The company recently disclosed sales orders for high-end titanium dioxide, and production capacity is expected to gradually be digested. Considering that the company's titanium dioxide production capacity release in 2023 was lower than expected and the recent low price of titanium dioxide, we lowered the company's net profit forecast for 2023-2025 to 2.40, 7.64, and 120 billion yuan. Considering that the company's high-end titanium dioxide production capacity is expected to be gradually released, performance is expected to leap forward at that time, giving the company 40 times PE in 2024, lowering the target price to 65 yuan (originally 70 yuan), and maintaining the “buy” rating.
23H1's share of titanium dioxide revenue increased.
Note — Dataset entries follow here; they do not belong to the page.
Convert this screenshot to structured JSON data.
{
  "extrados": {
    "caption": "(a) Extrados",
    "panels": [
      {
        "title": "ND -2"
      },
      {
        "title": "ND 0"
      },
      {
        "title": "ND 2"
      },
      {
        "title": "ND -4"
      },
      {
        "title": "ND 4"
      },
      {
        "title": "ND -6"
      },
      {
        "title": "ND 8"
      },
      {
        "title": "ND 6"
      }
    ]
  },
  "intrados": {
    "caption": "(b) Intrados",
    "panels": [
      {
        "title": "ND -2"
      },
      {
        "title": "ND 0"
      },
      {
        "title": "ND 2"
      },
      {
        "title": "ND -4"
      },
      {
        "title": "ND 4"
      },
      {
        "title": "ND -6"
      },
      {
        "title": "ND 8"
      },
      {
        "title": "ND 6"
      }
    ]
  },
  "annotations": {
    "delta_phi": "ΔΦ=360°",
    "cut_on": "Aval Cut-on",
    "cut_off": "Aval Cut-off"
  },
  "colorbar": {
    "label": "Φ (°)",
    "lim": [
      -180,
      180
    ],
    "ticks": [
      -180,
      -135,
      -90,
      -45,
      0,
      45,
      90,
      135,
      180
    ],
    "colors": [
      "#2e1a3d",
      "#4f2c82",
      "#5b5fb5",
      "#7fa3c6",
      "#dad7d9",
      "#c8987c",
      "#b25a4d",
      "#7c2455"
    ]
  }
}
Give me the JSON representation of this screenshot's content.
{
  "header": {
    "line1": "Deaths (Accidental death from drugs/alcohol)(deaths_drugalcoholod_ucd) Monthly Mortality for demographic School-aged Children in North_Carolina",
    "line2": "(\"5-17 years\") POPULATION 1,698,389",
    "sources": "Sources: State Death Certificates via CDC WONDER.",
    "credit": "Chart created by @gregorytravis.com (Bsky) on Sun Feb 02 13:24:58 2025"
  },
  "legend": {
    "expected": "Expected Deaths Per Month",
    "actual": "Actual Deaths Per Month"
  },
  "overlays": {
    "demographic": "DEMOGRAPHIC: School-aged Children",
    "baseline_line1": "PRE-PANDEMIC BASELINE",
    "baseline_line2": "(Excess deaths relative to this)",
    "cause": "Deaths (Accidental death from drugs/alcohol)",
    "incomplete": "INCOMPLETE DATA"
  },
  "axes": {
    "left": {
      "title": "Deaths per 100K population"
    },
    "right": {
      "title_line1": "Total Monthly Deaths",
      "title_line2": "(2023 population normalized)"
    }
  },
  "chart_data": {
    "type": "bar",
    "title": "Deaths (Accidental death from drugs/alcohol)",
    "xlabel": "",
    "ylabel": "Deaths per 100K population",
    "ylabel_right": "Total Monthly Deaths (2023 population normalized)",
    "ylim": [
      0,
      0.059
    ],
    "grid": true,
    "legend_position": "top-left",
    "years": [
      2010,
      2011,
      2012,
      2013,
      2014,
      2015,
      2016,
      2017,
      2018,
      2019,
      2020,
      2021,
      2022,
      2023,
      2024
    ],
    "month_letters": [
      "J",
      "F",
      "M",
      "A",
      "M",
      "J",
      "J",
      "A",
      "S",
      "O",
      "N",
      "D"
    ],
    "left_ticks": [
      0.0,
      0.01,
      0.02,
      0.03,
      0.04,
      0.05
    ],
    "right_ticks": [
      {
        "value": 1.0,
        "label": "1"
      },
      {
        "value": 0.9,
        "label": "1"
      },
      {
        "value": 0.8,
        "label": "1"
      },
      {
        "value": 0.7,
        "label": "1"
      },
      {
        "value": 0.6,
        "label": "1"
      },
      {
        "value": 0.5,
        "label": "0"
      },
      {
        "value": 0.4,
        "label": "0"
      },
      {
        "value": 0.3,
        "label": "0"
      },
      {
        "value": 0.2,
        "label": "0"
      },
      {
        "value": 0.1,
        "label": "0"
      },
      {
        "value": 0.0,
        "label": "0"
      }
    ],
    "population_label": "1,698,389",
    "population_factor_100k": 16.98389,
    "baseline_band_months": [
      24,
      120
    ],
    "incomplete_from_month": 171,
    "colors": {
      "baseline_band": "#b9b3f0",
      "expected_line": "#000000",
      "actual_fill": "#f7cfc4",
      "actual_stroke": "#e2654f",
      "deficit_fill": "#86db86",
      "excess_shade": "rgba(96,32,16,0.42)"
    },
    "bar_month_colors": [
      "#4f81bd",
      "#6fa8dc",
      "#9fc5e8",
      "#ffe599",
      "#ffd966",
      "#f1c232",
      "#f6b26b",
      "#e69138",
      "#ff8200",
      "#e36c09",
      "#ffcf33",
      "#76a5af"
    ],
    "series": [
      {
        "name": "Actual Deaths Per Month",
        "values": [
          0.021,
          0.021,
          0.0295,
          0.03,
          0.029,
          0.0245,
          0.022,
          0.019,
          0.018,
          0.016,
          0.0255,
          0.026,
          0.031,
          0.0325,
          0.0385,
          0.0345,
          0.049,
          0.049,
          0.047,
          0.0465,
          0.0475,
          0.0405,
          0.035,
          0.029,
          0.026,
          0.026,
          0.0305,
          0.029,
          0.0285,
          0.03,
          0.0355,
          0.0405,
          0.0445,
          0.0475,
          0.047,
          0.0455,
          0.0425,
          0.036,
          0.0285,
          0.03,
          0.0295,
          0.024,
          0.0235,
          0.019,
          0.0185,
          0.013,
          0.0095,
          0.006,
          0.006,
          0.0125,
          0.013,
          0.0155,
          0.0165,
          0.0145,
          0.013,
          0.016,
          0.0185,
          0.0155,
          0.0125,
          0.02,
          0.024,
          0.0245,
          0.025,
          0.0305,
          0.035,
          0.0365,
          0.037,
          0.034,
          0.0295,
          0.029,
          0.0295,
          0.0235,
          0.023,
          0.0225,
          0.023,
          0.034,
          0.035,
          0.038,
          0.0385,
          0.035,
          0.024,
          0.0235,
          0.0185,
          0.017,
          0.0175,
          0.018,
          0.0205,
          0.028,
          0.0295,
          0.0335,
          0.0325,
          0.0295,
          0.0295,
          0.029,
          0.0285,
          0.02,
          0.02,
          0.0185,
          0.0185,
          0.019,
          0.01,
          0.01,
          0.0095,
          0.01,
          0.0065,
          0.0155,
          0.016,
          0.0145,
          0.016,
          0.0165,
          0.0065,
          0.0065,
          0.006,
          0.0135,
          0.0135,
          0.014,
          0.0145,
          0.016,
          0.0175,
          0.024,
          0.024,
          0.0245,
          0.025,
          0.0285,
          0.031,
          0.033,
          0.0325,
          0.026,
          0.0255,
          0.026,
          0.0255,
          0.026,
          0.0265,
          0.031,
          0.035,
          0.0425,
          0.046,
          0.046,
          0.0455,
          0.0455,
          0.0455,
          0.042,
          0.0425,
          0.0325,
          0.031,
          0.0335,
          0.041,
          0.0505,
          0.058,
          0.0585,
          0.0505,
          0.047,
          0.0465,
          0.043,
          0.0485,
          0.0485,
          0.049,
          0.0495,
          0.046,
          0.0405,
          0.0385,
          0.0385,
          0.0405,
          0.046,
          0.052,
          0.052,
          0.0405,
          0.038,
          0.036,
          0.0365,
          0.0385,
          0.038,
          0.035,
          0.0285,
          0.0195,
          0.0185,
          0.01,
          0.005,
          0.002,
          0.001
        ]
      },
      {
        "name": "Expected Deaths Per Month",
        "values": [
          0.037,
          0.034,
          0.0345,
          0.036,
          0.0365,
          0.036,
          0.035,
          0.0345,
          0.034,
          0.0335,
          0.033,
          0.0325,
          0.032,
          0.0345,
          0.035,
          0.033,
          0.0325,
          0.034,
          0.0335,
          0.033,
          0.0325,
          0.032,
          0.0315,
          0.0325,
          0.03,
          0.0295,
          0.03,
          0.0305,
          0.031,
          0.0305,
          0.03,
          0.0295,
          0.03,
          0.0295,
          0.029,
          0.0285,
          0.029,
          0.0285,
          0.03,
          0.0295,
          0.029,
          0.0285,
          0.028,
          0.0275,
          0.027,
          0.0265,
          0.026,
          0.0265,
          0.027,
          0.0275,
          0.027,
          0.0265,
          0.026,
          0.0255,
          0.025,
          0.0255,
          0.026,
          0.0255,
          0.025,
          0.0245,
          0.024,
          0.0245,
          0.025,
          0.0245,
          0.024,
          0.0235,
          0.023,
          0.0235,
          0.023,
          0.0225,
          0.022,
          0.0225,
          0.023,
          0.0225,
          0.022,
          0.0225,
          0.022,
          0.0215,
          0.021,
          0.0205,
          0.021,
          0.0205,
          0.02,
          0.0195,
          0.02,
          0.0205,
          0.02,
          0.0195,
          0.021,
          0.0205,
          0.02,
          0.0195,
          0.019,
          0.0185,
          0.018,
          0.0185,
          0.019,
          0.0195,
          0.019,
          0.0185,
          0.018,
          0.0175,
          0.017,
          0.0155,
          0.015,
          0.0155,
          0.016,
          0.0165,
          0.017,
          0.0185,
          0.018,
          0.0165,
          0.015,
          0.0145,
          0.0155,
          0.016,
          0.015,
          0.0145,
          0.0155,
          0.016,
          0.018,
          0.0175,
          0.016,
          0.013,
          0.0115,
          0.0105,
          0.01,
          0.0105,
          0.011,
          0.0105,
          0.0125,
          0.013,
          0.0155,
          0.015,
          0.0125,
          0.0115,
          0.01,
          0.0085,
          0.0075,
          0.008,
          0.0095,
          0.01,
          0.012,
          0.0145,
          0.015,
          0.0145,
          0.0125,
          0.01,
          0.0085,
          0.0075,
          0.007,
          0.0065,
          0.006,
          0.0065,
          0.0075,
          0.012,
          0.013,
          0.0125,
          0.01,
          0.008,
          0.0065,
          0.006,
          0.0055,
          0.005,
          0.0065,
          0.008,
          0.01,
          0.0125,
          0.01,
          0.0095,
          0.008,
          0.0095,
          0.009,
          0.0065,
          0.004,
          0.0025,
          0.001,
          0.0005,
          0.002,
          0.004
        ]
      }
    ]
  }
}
In the first half of 2023, the company achieved revenue and net profit of 440,000 million yuan, +8% and -35% year-on-year; titanium dioxide achieved sales revenue of 75.28 million yuan, accounting for 17% of revenue, and titanium dioxide's share of revenue increased.
The hydrochloric acid extraction method of titanium dioxide has been put into production, and production capacity will gradually be released, and costs are expected to be reduced. According to the company's 2022 annual report, the first phase of the titanium dioxide project of Zhengtai New Materials, a wholly-owned subsidiary of the company, has been officially put into operation. Through continuous optimization of production process technology, production capacity continues to be released, and product quality continues to improve. Currently, it is comparable to the standards for imported titanium chloride and iron oxide. The net profit of Zhengtai New Materials, a subsidiary of 23H1, was -20.7 million yuan. The utilization rate of titanium dioxide production capacity was insufficient, and depreciation expenses were high, which dragged down the company's profit. We believe that with the gradual release of the company's production capacity, the unit cost of titanium dioxide is expected to decrease.
An order was signed for high-end titanium dioxide production capacity, which is expected to set a benchmark. Overseas giants occupy the main share of the high-end titanium dioxide market. Comu has a production capacity of 1.25 million tons of chlorinated titanium dioxide and is a representative company for high-end titanium dioxide.
According to the General Administration of Customs, the average import and export prices of titanium dioxide in July 2023 were 3.47 and 2.16 US dollars/kg, respectively, and the competitiveness of high-end titanium dioxide in China is still insufficient. According to the company's announcement, the company's titanium dioxide extraction method TiOEx-803 signed a 10,000 ton sales order with a downstream application in the plastics field. The average sales price including tax was 27,600 yuan/ton, reflecting the recognition by downstream customers of the quality of the company's extracted titanium dioxide. We believe that with the gradual implementation of orders, the company's high-end titanium dioxide production capacity is expected to gradually be digested, and we are optimistic about the company's future development space.
Risk factors: macroeconomic fluctuations; the company's extraction method titanium dioxide market promotion fell short of expectations; the company's extraction method titanium dioxide production line commissioning and commencement level fell short of expectations; the company's by-product iron oxide sales did not progress as expected, resulting in higher processing costs; and the company's fixed increase progress fell short of expectations.
Profit forecast, valuation and rating: Considering that the company's titanium dioxide sales progress since 2023 has been lower than expected and the recent low price of titanium dioxide, we lowered the company's net profit forecast for 2023-2025 to 2.40, 7.64, and 1,200 million yuan (the original forecast was 464, 819, and 1.35 billion yuan). Considering the company's high-end titanium dioxide production capacity construction and commissioning cycle, 2024 may become a key point for capacity release and performance growth. Since the company's listing, the 10/20/40 quantiles of the PE-TTM valuation have been 40/43/58 times, respectively, giving the company 40 times PE in 2024, lowering the company's target price to 65 yuan (the original target price was 70 yuan), and maintaining the “buy” rating.